The Plantagenets found out what happens when the British monarch starts ignoring British laws.
Grant Hutchison
The Stewarts, possibly?
_____________________________________________
Gillian
"Now everyone was giving her that kind of look UFOlogists get when they suddenly say, 'Hey, if you shade your eyes you can see it is just a flock of geese after all.'"
"You can't erase icing."
"I can't believe it doesn't work! I found it on the internet, man!"
Last edited by grant hutchison; 2018-Jan-20 at 06:50 PM. Reason: Spelling
I love this place. We did science, history, medicine, and preparations of duck poop all in one place.
What I have learned is that homeopathy is one big thing. Prior to this, I didn't know what it was and was not. I had no idea that it had a key figure and an actual (loopy) process besides deception.
My wife does flotation for her back and headaches at a spa. To my knowledge, the salt water may make your skin soft and is different experience than a bathtub, but that is all.
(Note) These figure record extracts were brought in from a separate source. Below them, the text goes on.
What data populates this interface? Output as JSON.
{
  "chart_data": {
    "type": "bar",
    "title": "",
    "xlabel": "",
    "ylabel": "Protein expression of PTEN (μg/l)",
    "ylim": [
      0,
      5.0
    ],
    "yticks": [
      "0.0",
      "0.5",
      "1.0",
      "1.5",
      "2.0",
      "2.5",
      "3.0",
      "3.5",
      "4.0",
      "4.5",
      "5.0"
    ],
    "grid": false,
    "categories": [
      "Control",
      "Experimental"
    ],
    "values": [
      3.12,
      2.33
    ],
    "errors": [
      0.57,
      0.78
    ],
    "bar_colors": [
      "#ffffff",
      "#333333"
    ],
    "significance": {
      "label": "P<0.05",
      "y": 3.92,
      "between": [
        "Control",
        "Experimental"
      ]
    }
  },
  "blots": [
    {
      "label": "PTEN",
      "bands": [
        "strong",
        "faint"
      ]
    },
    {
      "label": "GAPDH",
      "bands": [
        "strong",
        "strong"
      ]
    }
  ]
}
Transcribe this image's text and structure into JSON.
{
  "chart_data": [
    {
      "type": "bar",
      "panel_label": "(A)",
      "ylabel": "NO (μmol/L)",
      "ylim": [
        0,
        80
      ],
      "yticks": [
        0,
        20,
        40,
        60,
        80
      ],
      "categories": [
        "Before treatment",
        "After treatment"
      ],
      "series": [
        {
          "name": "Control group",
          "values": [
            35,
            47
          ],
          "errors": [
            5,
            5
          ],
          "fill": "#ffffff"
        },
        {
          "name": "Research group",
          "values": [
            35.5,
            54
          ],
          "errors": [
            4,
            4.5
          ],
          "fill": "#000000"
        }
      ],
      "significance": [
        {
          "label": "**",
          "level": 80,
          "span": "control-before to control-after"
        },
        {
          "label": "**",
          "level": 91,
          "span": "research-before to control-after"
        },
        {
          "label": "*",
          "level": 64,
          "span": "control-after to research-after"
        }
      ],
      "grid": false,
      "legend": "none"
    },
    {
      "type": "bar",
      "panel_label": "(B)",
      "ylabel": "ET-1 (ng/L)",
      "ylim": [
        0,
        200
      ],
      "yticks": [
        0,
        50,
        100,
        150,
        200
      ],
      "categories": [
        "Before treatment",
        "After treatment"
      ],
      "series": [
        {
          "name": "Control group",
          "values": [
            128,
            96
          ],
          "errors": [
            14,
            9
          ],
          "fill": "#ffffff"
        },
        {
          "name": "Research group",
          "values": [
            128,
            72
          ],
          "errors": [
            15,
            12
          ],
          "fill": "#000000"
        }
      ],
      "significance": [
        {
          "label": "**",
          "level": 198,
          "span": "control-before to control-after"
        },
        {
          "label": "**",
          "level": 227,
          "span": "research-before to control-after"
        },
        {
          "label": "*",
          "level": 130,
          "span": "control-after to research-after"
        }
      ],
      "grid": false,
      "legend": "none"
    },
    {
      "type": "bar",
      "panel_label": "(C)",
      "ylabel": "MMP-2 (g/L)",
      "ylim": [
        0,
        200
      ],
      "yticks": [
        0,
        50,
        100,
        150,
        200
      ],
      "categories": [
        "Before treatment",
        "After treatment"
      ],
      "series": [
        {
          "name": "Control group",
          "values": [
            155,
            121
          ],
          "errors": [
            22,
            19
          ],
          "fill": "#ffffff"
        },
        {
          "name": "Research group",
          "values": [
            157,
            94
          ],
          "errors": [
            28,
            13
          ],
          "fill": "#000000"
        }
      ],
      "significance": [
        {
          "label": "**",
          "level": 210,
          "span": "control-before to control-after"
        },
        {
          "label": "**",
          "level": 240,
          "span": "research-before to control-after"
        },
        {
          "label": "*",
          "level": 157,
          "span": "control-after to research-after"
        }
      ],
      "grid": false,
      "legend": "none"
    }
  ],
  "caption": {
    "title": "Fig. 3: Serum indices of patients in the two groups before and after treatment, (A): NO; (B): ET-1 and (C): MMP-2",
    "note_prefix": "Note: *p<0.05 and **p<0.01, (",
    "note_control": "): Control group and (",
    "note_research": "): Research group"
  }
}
I selected this option because she dislikes massage and other forms of spa treatments and I know getting her nails done is somewhat old hat. However, she does not have back problems like she did. It is probably a little placebo, a little less stress and cleaner living that fixed her back and headaches. She also goes to the gym now, which is definitely better for your health than lying around waiting for pain to come or go.
I had to google daith piercings, so I don't want to say to "do this or that", but many people find personal care to be relaxing. Relaxing, self indulgent, personal care can't hurt much. Most spas and some gyms like to create that feeling in people. Maybe by research you will find something to help.
Solfe
sicut vis videre esto
When we realize that patterns don't exist in the universe, they are a template that we hold to the universe to make sense of it, it all makes a lot more sense.